Obama: Iran 'a year or more' from nuclear capability
WASHINGTON - The Associated Press
President Barack Obama speaks during an exclusive interview with The Associated Press in the White House library in Washington, Oct. 4. AP photoU.S. President Barack Obama disclosed that U.S. intelligence agencies believe Iran continues to be a year or more away from building a nuclear weapon, an assessment that is at odds with Israel, which contends Tehran is on a faster course toward a bomb.
Obama, in an interview with The Associated Press, expressed optimism about the blossoming diplomacy between his administration and Iran's new president, but said the U.S. would not accept a "bad deal" on the Islamic republic's nuclear program.
The president spoke to the AP on Oct. 4. Obama has launched a diplomatic outreach to Iran, aimed at resolving the dispute over Tehran's nuclear program. Last week, he spoke by phone with President Hassan Rouhani, marking the first direct exchange between U.S. and Iranian leaders in more than 30 years.
"Rouhani has staked his position on the idea that he can improve relations with the rest of the world," Obama said. "And so far he's been saying a lot of the right things. And the question now is, can he follow through?"
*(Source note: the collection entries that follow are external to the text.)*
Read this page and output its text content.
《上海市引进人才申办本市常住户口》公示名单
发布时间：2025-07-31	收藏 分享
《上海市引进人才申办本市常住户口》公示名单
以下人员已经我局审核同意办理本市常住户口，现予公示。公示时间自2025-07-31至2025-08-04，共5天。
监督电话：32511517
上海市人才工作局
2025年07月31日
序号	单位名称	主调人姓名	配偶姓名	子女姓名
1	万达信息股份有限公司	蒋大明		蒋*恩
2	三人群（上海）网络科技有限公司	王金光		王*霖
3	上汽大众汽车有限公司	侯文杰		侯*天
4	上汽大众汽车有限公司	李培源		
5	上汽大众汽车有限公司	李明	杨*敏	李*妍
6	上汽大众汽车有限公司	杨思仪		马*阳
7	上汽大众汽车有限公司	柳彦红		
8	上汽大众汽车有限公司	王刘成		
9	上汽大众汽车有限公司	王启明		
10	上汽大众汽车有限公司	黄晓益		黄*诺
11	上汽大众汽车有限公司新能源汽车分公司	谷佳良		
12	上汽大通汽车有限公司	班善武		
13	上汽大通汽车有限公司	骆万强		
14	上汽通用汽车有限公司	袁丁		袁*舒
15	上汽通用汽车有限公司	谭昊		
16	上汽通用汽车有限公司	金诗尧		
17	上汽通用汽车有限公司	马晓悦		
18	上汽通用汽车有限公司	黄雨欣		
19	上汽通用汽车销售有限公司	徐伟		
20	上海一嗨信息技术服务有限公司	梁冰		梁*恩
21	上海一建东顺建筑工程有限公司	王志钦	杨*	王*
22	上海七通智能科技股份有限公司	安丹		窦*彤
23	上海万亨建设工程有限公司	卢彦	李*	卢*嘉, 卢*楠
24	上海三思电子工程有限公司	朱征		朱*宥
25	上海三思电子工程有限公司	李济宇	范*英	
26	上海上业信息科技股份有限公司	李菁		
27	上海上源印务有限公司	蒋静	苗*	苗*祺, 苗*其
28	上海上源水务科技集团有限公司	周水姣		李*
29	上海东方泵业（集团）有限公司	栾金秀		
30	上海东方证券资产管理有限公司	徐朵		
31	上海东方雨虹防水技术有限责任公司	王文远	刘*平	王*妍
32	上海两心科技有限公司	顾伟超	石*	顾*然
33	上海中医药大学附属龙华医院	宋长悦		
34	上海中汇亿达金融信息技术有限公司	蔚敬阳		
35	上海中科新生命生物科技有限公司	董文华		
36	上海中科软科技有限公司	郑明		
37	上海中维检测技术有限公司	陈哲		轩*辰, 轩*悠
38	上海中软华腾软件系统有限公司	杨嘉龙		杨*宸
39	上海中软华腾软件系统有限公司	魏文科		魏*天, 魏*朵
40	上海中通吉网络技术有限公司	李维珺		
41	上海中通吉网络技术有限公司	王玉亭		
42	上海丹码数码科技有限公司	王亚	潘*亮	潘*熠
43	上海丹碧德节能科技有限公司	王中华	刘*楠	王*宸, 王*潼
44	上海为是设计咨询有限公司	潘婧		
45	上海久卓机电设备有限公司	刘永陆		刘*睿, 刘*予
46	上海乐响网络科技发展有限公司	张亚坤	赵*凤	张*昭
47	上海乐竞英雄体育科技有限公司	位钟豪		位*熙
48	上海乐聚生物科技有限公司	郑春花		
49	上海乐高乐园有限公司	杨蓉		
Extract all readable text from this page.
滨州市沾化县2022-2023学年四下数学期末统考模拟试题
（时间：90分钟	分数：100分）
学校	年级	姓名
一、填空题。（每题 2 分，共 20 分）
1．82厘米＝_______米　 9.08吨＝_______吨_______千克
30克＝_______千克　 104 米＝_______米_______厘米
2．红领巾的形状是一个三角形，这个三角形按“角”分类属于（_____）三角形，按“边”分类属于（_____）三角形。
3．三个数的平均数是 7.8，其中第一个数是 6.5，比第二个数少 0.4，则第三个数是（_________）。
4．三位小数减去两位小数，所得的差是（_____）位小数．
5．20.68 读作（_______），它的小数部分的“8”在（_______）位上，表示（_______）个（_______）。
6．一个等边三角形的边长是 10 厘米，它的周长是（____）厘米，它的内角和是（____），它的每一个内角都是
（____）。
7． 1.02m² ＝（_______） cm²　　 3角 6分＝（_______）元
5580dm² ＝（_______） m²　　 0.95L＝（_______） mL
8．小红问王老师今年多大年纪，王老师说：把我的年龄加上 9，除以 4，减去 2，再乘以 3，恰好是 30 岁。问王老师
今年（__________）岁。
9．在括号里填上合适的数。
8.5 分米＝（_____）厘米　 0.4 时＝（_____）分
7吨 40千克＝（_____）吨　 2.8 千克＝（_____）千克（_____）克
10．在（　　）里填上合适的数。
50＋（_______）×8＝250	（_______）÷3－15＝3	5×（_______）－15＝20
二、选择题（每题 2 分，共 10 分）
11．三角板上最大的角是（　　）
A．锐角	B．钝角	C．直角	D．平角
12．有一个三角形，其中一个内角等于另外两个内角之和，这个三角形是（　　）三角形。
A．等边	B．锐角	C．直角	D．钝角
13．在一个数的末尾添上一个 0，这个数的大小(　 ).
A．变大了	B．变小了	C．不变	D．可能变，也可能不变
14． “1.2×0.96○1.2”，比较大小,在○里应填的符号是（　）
But Obama said Rouhani is not Iran's only "decision-maker. He's not even the ultimate decision-maker," a reference to the control wielded by Iran's supreme leader, Ayatollah Ali Khamenei.
Khamenei said Oct. 7 that some aspects of Rouhani's trip to New York last month were "not appropriate," but reiterated his crucial support for the president's policy of outreach to the West.
he comments by Khamenei, summarized on his website, came after hard-liners criticized the 15-minute phone conversation between Rouhani and Obama.
Hard-liners, including commanders in the powerful Revolutionary Guard, have said the president went too far with the phone call in reaching out to the U.S.
But Rouhani's outreach has received broad support from Iranian legislators and it appears popular at a time when Iran is facing crippling economic sanctions due to the nuclear impasse.
Khamenei also said the U.S. was "untrustworthy." He has previously said he's not opposed to direct talks with the U.S. to resolve Iran's nuclear standoff with the West but is not optimistic.
Given Khamenei's broad influence, some countries, most notably Israel, have questioned whether Rouhani actually represents real change in Iran or just new packaging of old policies.
Obama also put distance between U.S. and Israeli assessments of when Iran might have the capacity to build a nuclear weapon. Israeli officials have said Iran is just months away from being able to build a bomb, while Obama said Tehran was a year or more away.
But Obama said, "Our assessment continues to be a year or more away. And in fact, actually, our estimate is probably more conservative than the estimates of Israeli intelligence services."
The president used the same timetable in March, before traveling to Israel. The U.S. and Israel contend that Iran's nuclear program is aimed at building a bomb, while Tehran says it is enriching uranium for peaceful purposes.